Belles lettres are only part of the story of what the refugees accomplished. They also took on the task of writing histories of their era and particularly of English events. Jean Dumont and Jean Rousset de Missy wrote histories of current affairs while other refugees translated the writings of Locke and the English republicans into French. Taken as a whole the histories and translations gave well-educated Continental audiences an easy familiarity with the Revolution of 1688–1689 and the ensuing wars against Louis XIV.

The French Huguenot minister, Jacques Basnage, played a significant role in the ensuing diplomacy, and as the War of the Spanish Succession wound down, Basnage also acted as a go-between the French and Dutch governments. Brétéché makes extensive use of his voluminous correspondence archived in The Hague, Paris and London. He became in effect the eyes and ears of the Grand Pensionary, Heinsius, particularly at the congress at Utrecht that brought the war to its close. The French came to see him as a spy, a ‘creature’ of Heinsius. Yet Basnage, like so many of the refugees after the death of Louis XIV in 1715, thought a reconciliation between French Protestants and the new Regent might be possible.

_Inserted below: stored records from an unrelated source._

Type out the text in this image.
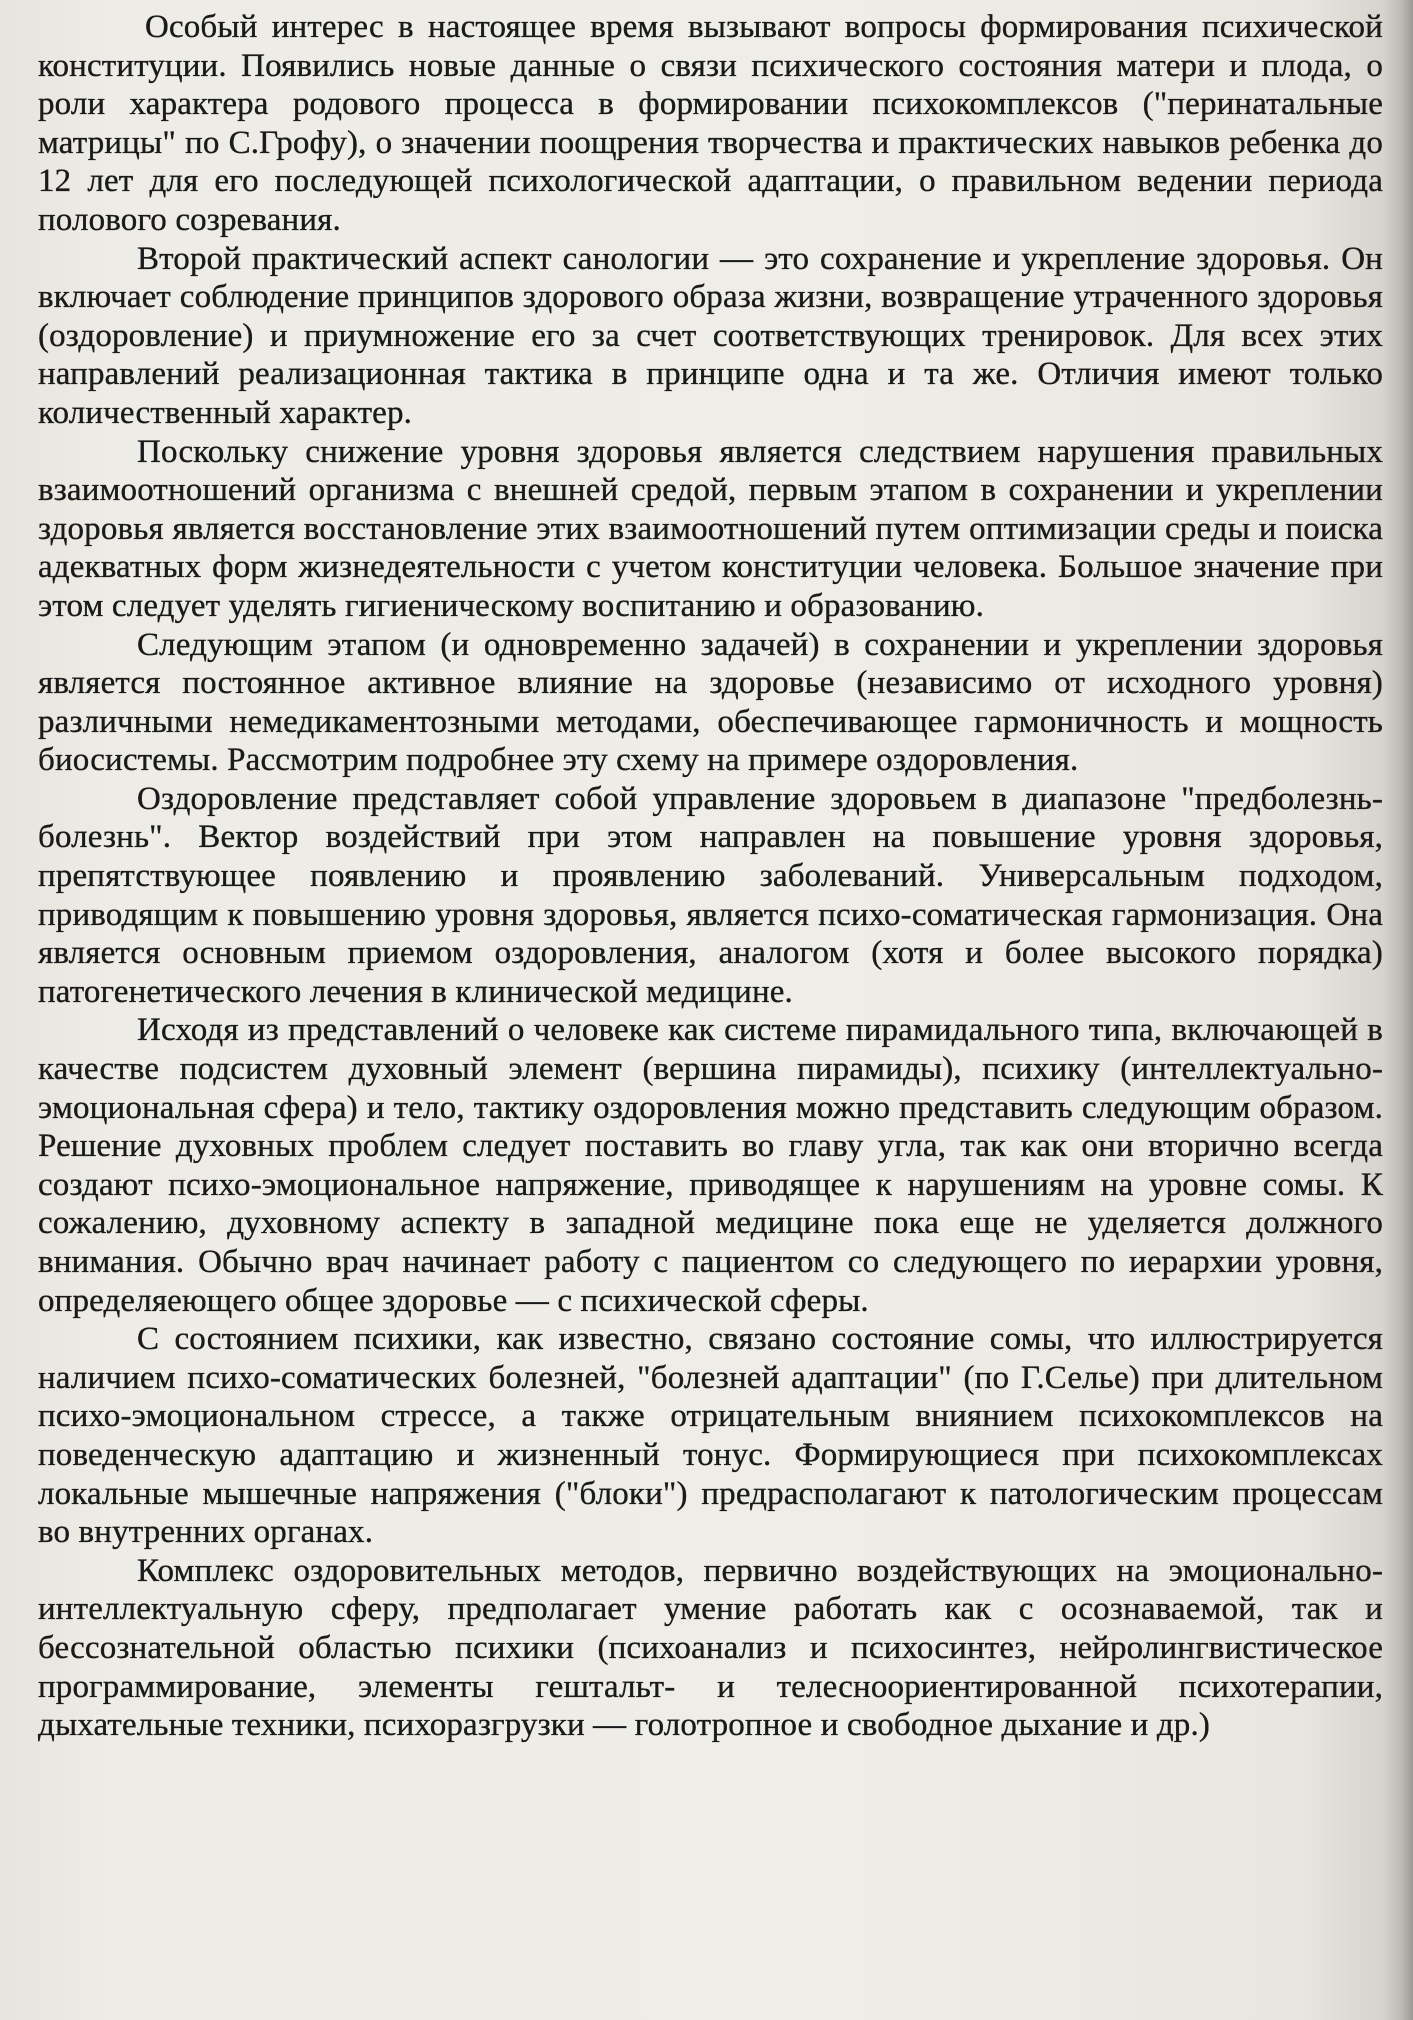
Особый интерес в настоящее время вызывают вопросы формирования психической конституции. Появились новые данные о связи психического состояния матери и плода, о роли характера родового процесса в формировании психокомплексов ("перинатальные матрицы" по С.Грофу), о значении поощрения творчества и практических навыков ребенка до 12 лет для его последующей психологической адаптации, о правильном ведении периода полового созревания.

Второй практический аспект санологии — это сохранение и укрепление здоровья. Он включает соблюдение принципов здорового образа жизни, возвращение утраченного здоровья (оздоровление) и приумножение его за счет соответствующих тренировок. Для всех этих направлений реализационная тактика в принципе одна и та же. Отличия имеют только количественный характер.

Поскольку снижение уровня здоровья является следствием нарушения правильных взаимоотношений организма с внешней средой, первым этапом в сохранении и укреплении здоровья является восстановление этих взаимоотношений путем оптимизации среды и поиска адекватных форм жизнедеятельности с учетом конституции человека. Большое значение при этом следует уделять гигиеническому воспитанию и образованию.

Следующим этапом (и одновременно задачей) в сохранении и укреплении здоровья является постоянное активное влияние на здоровье (независимо от исходного уровня) различными немедикаментозными методами, обеспечивающее гармоничность и мощность биосистемы. Рассмотрим подробнее эту схему на примере оздоровления.

Оздоровление представляет собой управление здоровьем в диапазоне "предболезнь-болезнь". Вектор воздействий при этом направлен на повышение уровня здоровья, препятствующее появлению и проявлению заболеваний. Универсальным подходом, приводящим к повышению уровня здоровья, является психо-соматическая гармонизация. Она является основным приемом оздоровления, аналогом (хотя и более высокого порядка) патогенетического лечения в клинической медицине.

Исходя из представлений о человеке как системе пирамидального типа, включающей в качестве подсистем духовный элемент (вершина пирамиды), психику (интеллектуально-эмоциональная сфера) и тело, тактику оздоровления можно представить следующим образом. Решение духовных проблем следует поставить во главу угла, так как они вторично всегда создают психо-эмоциональное напряжение, приводящее к нарушениям на уровне сомы. К сожалению, духовному аспекту в западной медицине пока еще не уделяется должного внимания. Обычно врач начинает работу с пациентом со следующего по иерархии уровня, определяеющего общее здоровье — с психической сферы.

С состоянием психики, как известно, связано состояние сомы, что иллюстрируется наличием психо-соматических болезней, "болезней адаптации" (по Г.Селье) при длительном психо-эмоциональном стрессе, а также отрицательным вниянием психокомплексов на поведенческую адаптацию и жизненный тонус. Формирующиеся при психокомплексах локальные мышечные напряжения ("блоки") предрасполагают к патологическим процессам во внутренних органах.

Комплекс оздоровительных методов, первично воздействующих на эмоционально-интеллектуальную сферу, предполагает умение работать как с осознаваемой, так и бессознательной областью психики (психоанализ и психосинтез, нейролингвистическое программирование, элементы гештальт- и телесноориентированной психотерапии, дыхательные техники, психоразгрузки — голотропное и свободное дыхание и др.)
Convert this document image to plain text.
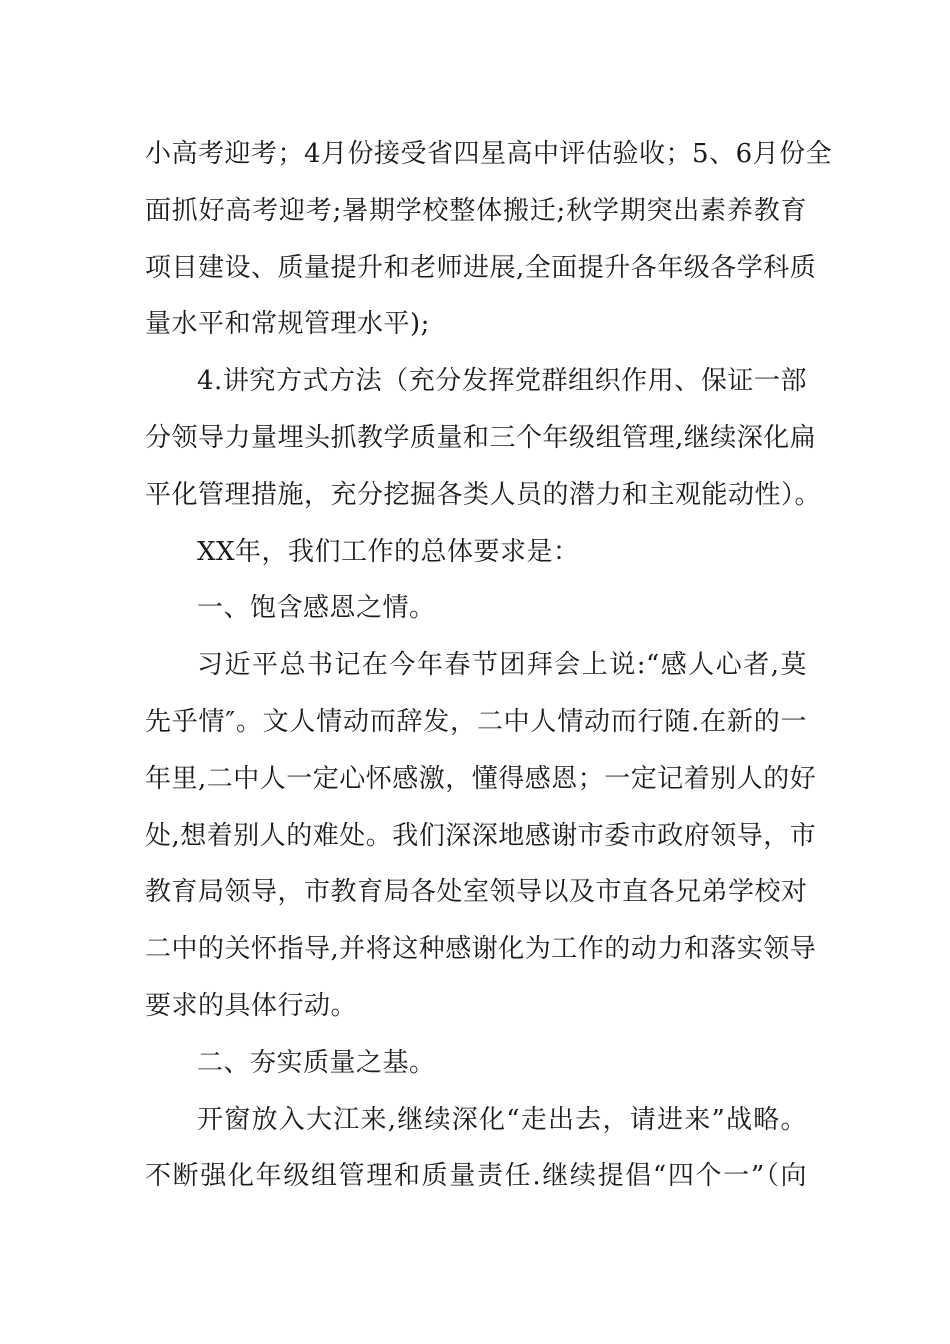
小高考迎考；4月份接受省四星高中评估验收；5、6月份全
面抓好高考迎考;暑期学校整体搬迁;秋学期突出素养教育
项目建设、质量提升和老师进展,全面提升各年级各学科质
量水平和常规管理水平);
4.讲究方式方法（充分发挥党群组织作用、保证一部
分领导力量埋头抓教学质量和三个年级组管理,继续深化扁
平化管理措施，充分挖掘各类人员的潜力和主观能动性）。
XX年，我们工作的总体要求是：
一、饱含感恩之情。
习近平总书记在今年春节团拜会上说:“感人心者,莫
先乎情″。文人情动而辞发，二中人情动而行随.在新的一
年里,二中人一定心怀感激，懂得感恩；一定记着别人的好
处,想着别人的难处。我们深深地感谢市委市政府领导，市
教育局领导，市教育局各处室领导以及市直各兄弟学校对
二中的关怀指导,并将这种感谢化为工作的动力和落实领导
要求的具体行动。
二、夯实质量之基。
开窗放入大江来,继续深化“走出去，请进来”战略。
不断强化年级组管理和质量责任.继续提倡“四个一”（向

Brétéché’s book illustrates, as do few others, that the first stirrings of enlightened thought in the Francophone world cannot be separated from the international political setting, from the direct involvement of French Protestants in the creation of an oppositional political culture into which the major philosophes like Voltaire and Montesquieu easily stepped. Their path against absolutism had been paved by the activities and writings of a dozen or more refugees ensconced safely in the Dutch Republic. This is a marvelous book that must be read by anyone with an interest in the early phase of the French Enlightenment, in book history, and not least, in the international diplomacy of the period.